Topic
IC4NOTICE: developerWorks Community will be offline May 29-30, 2015 while we upgrade to the latest version of IBM Connections. For more information, read our upgrade FAQ.
4 replies Latest Post - ‏2013-06-20T22:37:16Z by megalosaurus
megalosaurus
megalosaurus
5 Posts
ACCEPTED ANSWER

Pinned topic Problem with mmchfs -V

‏2013-06-17T14:49:57Z |

I have a large cluster (374 nodes) that I have just upgraded from 3.3 to 3.4.0-21. I have run mmchconfig release=latest and I now have "minReleaseLevel 3.4.0.7." My filesystems are at varying version levels - 9.03, 10.01, and 11.05. I tried running "mmchfs fs01 -V full" on one of the 9.03 filesystems, and it came back with "File system version 12.10 is not supported on 1 nodes in the cluster." I have no clue which node this is or why it is not supported. Is this really telling me that there is exactly one node that doesn't support this, or did it simply stop when it found one node. I have gone through the entire cluster and verified that every node is running version 3.4.0-21. Is there some configuration setting that can cause this?

Upgrading to 3.5 is not an option at this time as I still have several 32-bit nodes.

  • dlmcnabb
    dlmcnabb
    1012 Posts
    ACCEPTED ANSWER

    Re: Problem with mmchfs -V

    ‏2013-06-17T15:18:07Z  in response to megalosaurus

    On the Cluster Manager node (mmlsmgr) get the output from "mmfsadm dump tscomm". In the connection table there is a version column. Make sure all the nodes are running the upgraded version. It may have been installed, but the daemon may not have been restarted.

    • megalosaurus
      megalosaurus
      5 Posts
      ACCEPTED ANSWER

      Re: Problem with mmchfs -V

      ‏2013-06-17T17:07:24Z  in response to dlmcnabb

      This gets even more interesting. Over the last couple weeks, I've removed several old nodes from the cluster. These still show up in the connection table. One of these nodes had been dead with a hardware problem since before I began the 3.4 upgrade. This one is still in the connections table with a version number of 1113. I presume this is the one that is causing my problem. Should I be worried about the deleted nodes that are still in the table? And what can I do about this one that is blocking the mmchfs command?

      thanks

      • dlmcnabb
        dlmcnabb
        1012 Posts
        ACCEPTED ANSWER

        Re: Problem with mmchfs -V

        ‏2013-06-19T05:44:26Z  in response to megalosaurus

        Entries in the connection table are never removed. If there is no socket for the old node, then it does not matter. If it is not connected to the Cluster Manager node, then it cannot be part of the cluster.

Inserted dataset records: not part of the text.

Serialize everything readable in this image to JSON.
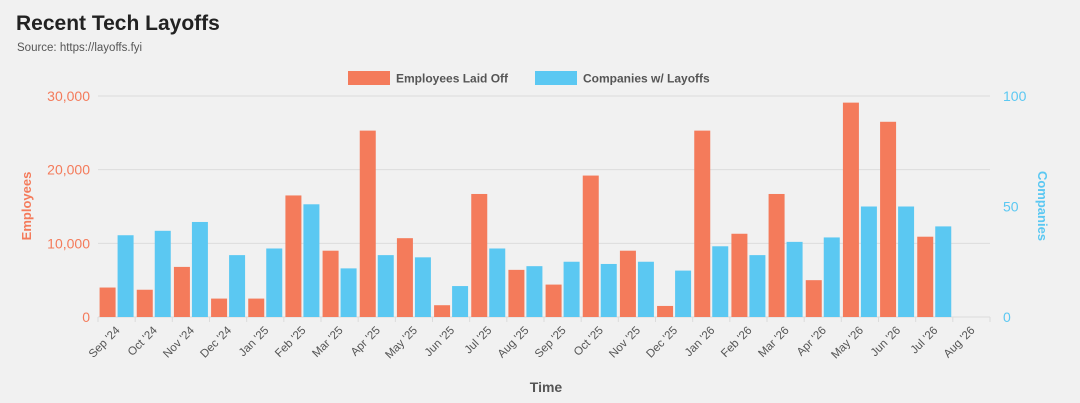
{
  "page": {
    "title": "Recent Tech Layoffs",
    "subtitle": "Source: https://layoffs.fyi"
  },
  "colors": {
    "employees": "#f47b5b",
    "companies": "#5bc8f2",
    "axis_text": "#555555",
    "grid": "#dcdcdc"
  },
  "chart_data": {
    "type": "bar",
    "xlabel": "Time",
    "ylabel_left": "Employees",
    "ylabel_right": "Companies",
    "ylim_left": [
      0,
      30000
    ],
    "ylim_right": [
      0,
      100
    ],
    "yticks_left": [
      "0",
      "10,000",
      "20,000",
      "30,000"
    ],
    "yticks_right": [
      "0",
      "50",
      "100"
    ],
    "legend_position": "top-center",
    "grid": true,
    "categories": [
      "Sep '24",
      "Oct '24",
      "Nov '24",
      "Dec '24",
      "Jan '25",
      "Feb '25",
      "Mar '25",
      "Apr '25",
      "May '25",
      "Jun '25",
      "Jul '25",
      "Aug '25",
      "Sep '25",
      "Oct '25",
      "Nov '25",
      "Dec '25",
      "Jan '26",
      "Feb '26",
      "Mar '26",
      "Apr '26",
      "May '26",
      "Jun '26",
      "Jul '26",
      "Aug '26"
    ],
    "series": [
      {
        "name": "Employees Laid Off",
        "axis": "left",
        "values": [
          4000,
          3700,
          6800,
          2500,
          2500,
          16500,
          9000,
          25300,
          10700,
          1600,
          16700,
          6400,
          4400,
          19200,
          9000,
          1500,
          25300,
          11300,
          16700,
          5000,
          29100,
          26500,
          10900,
          null
        ]
      },
      {
        "name": "Companies w/ Layoffs",
        "axis": "right",
        "values": [
          37,
          39,
          43,
          28,
          31,
          51,
          22,
          28,
          27,
          14,
          31,
          23,
          25,
          24,
          25,
          21,
          32,
          28,
          34,
          36,
          50,
          50,
          41,
          null
        ]
      }
    ]
  }
}
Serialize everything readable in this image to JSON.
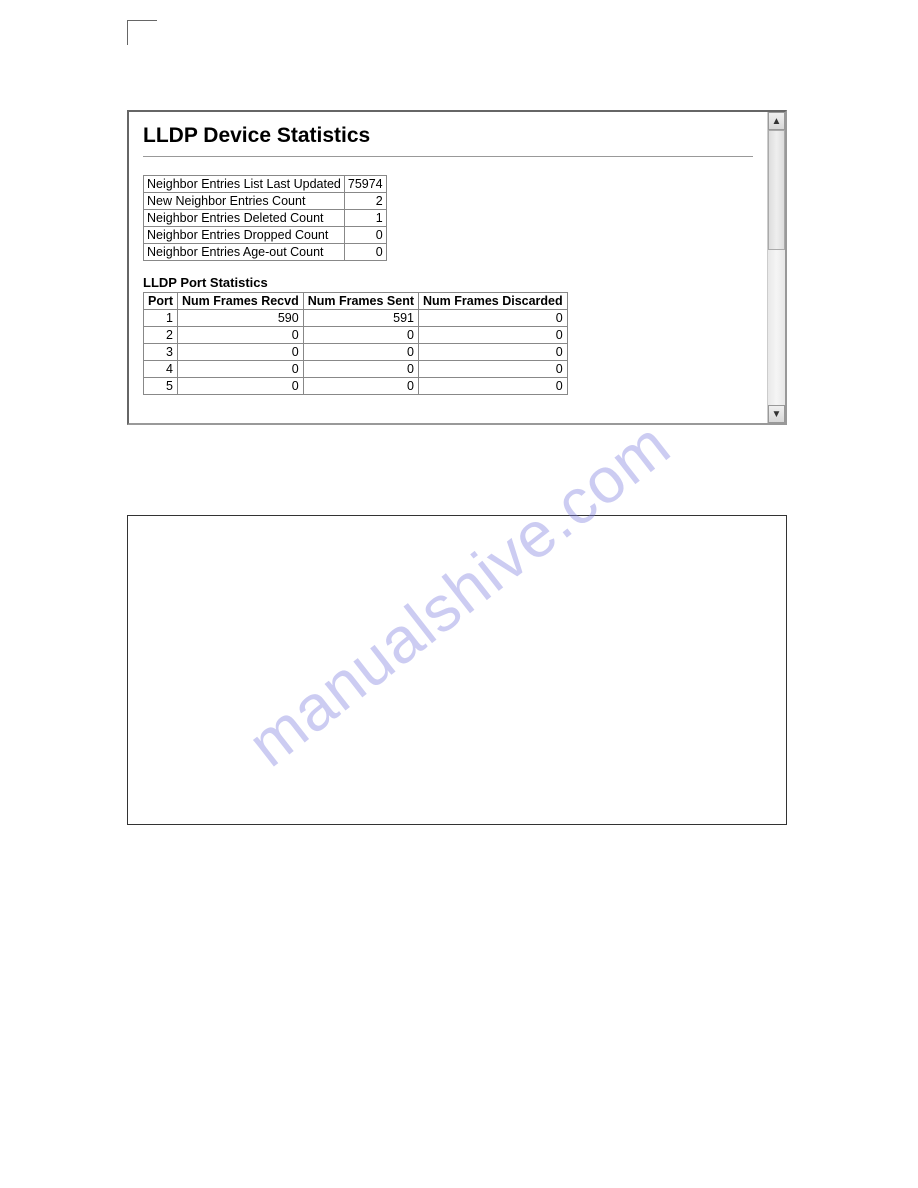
{
  "watermark": "manualshive.com",
  "panel": {
    "title": "LLDP Device Statistics",
    "summary": {
      "rows": [
        {
          "label": "Neighbor Entries List Last Updated",
          "value": "75974"
        },
        {
          "label": "New Neighbor Entries Count",
          "value": "2"
        },
        {
          "label": "Neighbor Entries Deleted Count",
          "value": "1"
        },
        {
          "label": "Neighbor Entries Dropped Count",
          "value": "0"
        },
        {
          "label": "Neighbor Entries Age-out Count",
          "value": "0"
        }
      ]
    },
    "ports": {
      "heading": "LLDP Port Statistics",
      "columns": [
        "Port",
        "Num Frames Recvd",
        "Num Frames Sent",
        "Num Frames Discarded"
      ],
      "rows": [
        [
          "1",
          "590",
          "591",
          "0"
        ],
        [
          "2",
          "0",
          "0",
          "0"
        ],
        [
          "3",
          "0",
          "0",
          "0"
        ],
        [
          "4",
          "0",
          "0",
          "0"
        ],
        [
          "5",
          "0",
          "0",
          "0"
        ]
      ]
    }
  },
  "scrollbar": {
    "up_glyph": "▲",
    "down_glyph": "▼"
  }
}
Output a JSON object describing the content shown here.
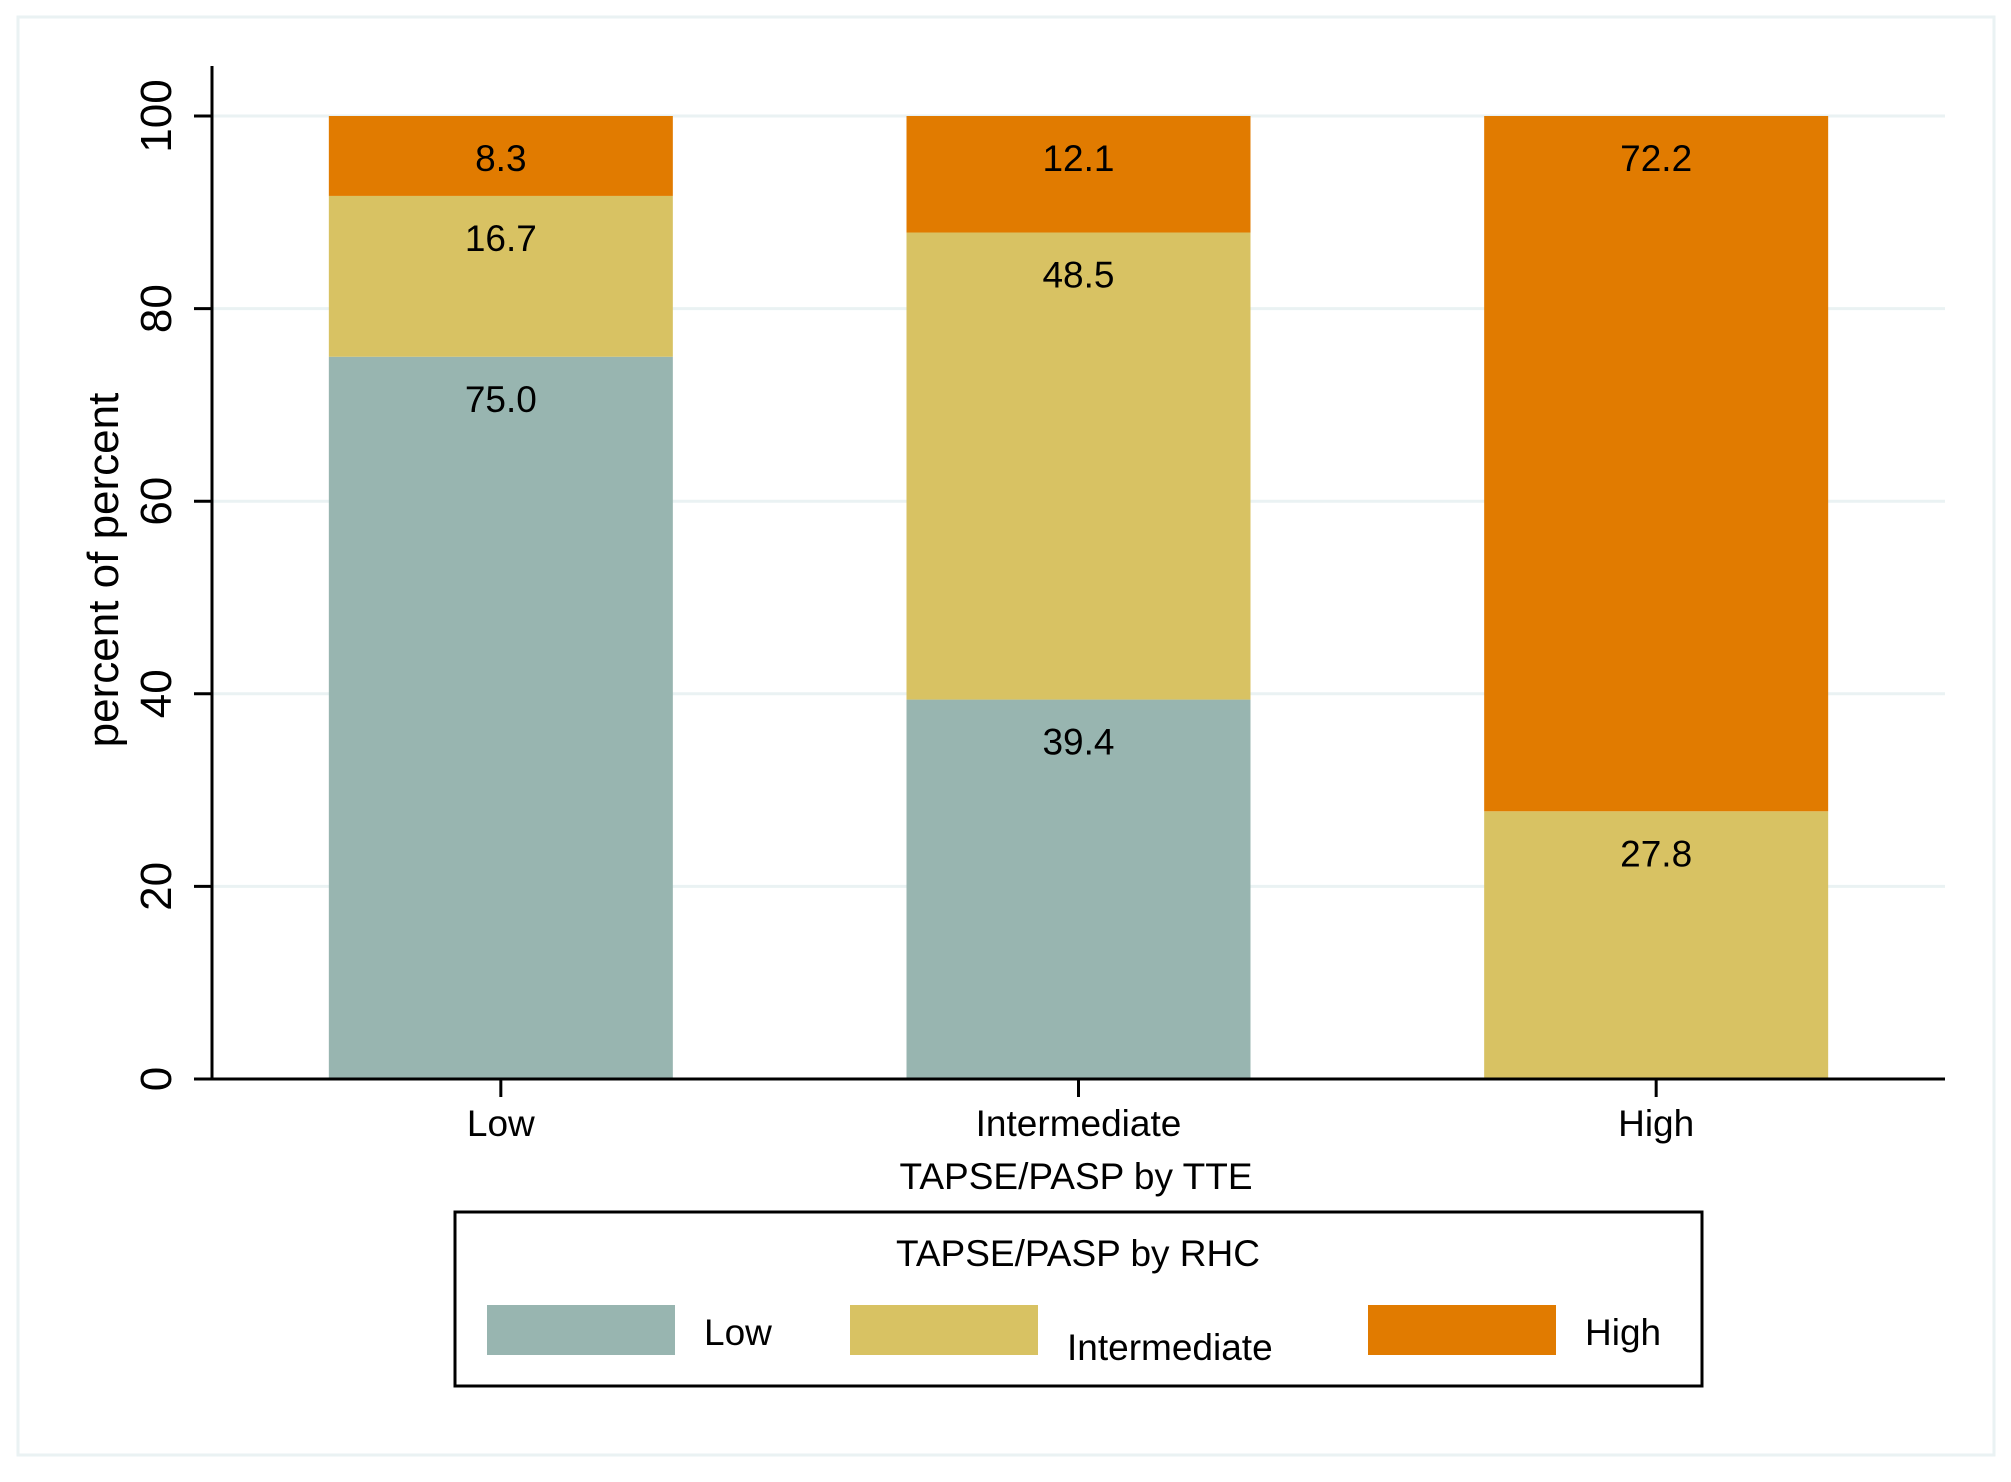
{
  "chart_data": {
    "type": "bar",
    "stacked": true,
    "categories": [
      "Low",
      "Intermediate",
      "High"
    ],
    "series": [
      {
        "name": "Low",
        "color": "#98b5b0",
        "values": [
          75.0,
          39.4,
          0
        ]
      },
      {
        "name": "Intermediate",
        "color": "#d8c263",
        "values": [
          16.7,
          48.5,
          27.8
        ]
      },
      {
        "name": "High",
        "color": "#e17b00",
        "values": [
          8.3,
          12.1,
          72.2
        ]
      }
    ],
    "data_labels": [
      [
        "75.0",
        "39.4",
        ""
      ],
      [
        "16.7",
        "48.5",
        "27.8"
      ],
      [
        "8.3",
        "12.1",
        "72.2"
      ]
    ],
    "xlabel": "TAPSE/PASP by TTE",
    "ylabel": "percent of percent",
    "ylim": [
      0,
      100
    ],
    "yticks": [
      0,
      20,
      40,
      60,
      80,
      100
    ],
    "ytick_labels": [
      "0",
      "20",
      "40",
      "60",
      "80",
      "100"
    ],
    "grid": true,
    "legend": {
      "title": "TAPSE/PASP by RHC",
      "position": "bottom",
      "entries": [
        "Low",
        "Intermediate",
        "High"
      ]
    },
    "colors": {
      "background": "#ffffff",
      "gridline": "#eaf2f3",
      "frame": "#eaf2f3",
      "axis": "#000000"
    }
  }
}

        Possibly the mmsdrfs file has that node marked as having an old version of the code. If mmchconfig release=LATEST cannot contact that node, it will not update the mmsdrfs version and mmchfs -V may be prevented.

        • megalosaurus
          megalosaurus
          5 Posts
          ACCEPTED ANSWER

          Re: Problem with mmchfs -V

          ‏2013-06-20T22:37:16Z  in response to dlmcnabb

          I found that for any filesystem, it appears to check the filesystem manager node for that filesystem, and if there is any entry in the connections  table that shows an old version, it won't let you do the mmchfs. I restarted GPFS on the filesystem manager nodes (also threw in a reboot while I was at it, but I don't think that was needed), and then all the broken connections went away on those nodes. Once all the filesystems were being managed by nodes that didn't have that bad connection entry, I was able to run mmchfs on them.